Roman Garby-Czerniawski was born on 6 February 1910 to Stefan, a financier who died in 1941, and Zusanna, or Susanna (née Dziunikowska), in the village of Tłuste in the county of Skałeckiego, later Ternopil (now part of the Ukraine). His brother, Stefan, was an artillery lieutenant who later became a prisoner of war in Germany.
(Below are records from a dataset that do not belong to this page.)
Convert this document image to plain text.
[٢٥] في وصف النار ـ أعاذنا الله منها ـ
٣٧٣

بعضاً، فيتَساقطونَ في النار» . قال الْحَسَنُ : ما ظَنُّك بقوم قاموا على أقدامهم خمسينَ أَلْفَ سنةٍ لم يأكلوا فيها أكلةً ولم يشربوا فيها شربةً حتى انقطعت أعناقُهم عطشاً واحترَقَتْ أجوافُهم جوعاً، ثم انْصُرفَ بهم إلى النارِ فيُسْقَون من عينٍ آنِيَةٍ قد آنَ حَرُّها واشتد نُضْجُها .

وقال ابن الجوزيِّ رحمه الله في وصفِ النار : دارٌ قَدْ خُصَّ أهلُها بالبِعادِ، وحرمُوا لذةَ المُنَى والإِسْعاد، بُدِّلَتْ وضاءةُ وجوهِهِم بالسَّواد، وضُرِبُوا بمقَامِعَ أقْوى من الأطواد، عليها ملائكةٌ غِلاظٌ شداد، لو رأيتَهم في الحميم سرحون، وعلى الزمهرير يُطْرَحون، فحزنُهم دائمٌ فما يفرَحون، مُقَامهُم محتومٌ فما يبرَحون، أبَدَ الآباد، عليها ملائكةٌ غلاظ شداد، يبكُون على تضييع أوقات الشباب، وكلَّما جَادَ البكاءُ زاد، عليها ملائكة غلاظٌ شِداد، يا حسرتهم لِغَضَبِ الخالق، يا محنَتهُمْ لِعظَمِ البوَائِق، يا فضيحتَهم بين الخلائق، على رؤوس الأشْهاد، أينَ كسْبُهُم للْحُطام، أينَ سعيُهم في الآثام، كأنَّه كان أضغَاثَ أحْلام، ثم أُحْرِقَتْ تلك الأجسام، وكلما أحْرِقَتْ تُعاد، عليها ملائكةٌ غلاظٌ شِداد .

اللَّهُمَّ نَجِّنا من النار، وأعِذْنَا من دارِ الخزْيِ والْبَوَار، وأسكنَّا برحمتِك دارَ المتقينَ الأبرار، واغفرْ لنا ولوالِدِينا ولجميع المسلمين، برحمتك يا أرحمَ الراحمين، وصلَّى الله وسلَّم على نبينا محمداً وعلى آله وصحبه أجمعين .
The young Roman was educated at the Lycée in Pomerania before joining the Aviation Cadet School in Deblin, from which he graduated on 15 August 1931. Upon graduation he was assigned to 11 Squadron, No. 1 Aviation Regiment. There he received high marks as a pilot and was transferred to 11 Fighter Squadron with the rank of lieutenant. From 1936 to 1938 he spent two years of advanced training at the Wyźsza Szkola Wojenna (WSWoj) or Higher War College, in Warsaw. In 1938 he was promoted to captain and organised the Aviation Command of the Polish Air Force HQ in Warsaw.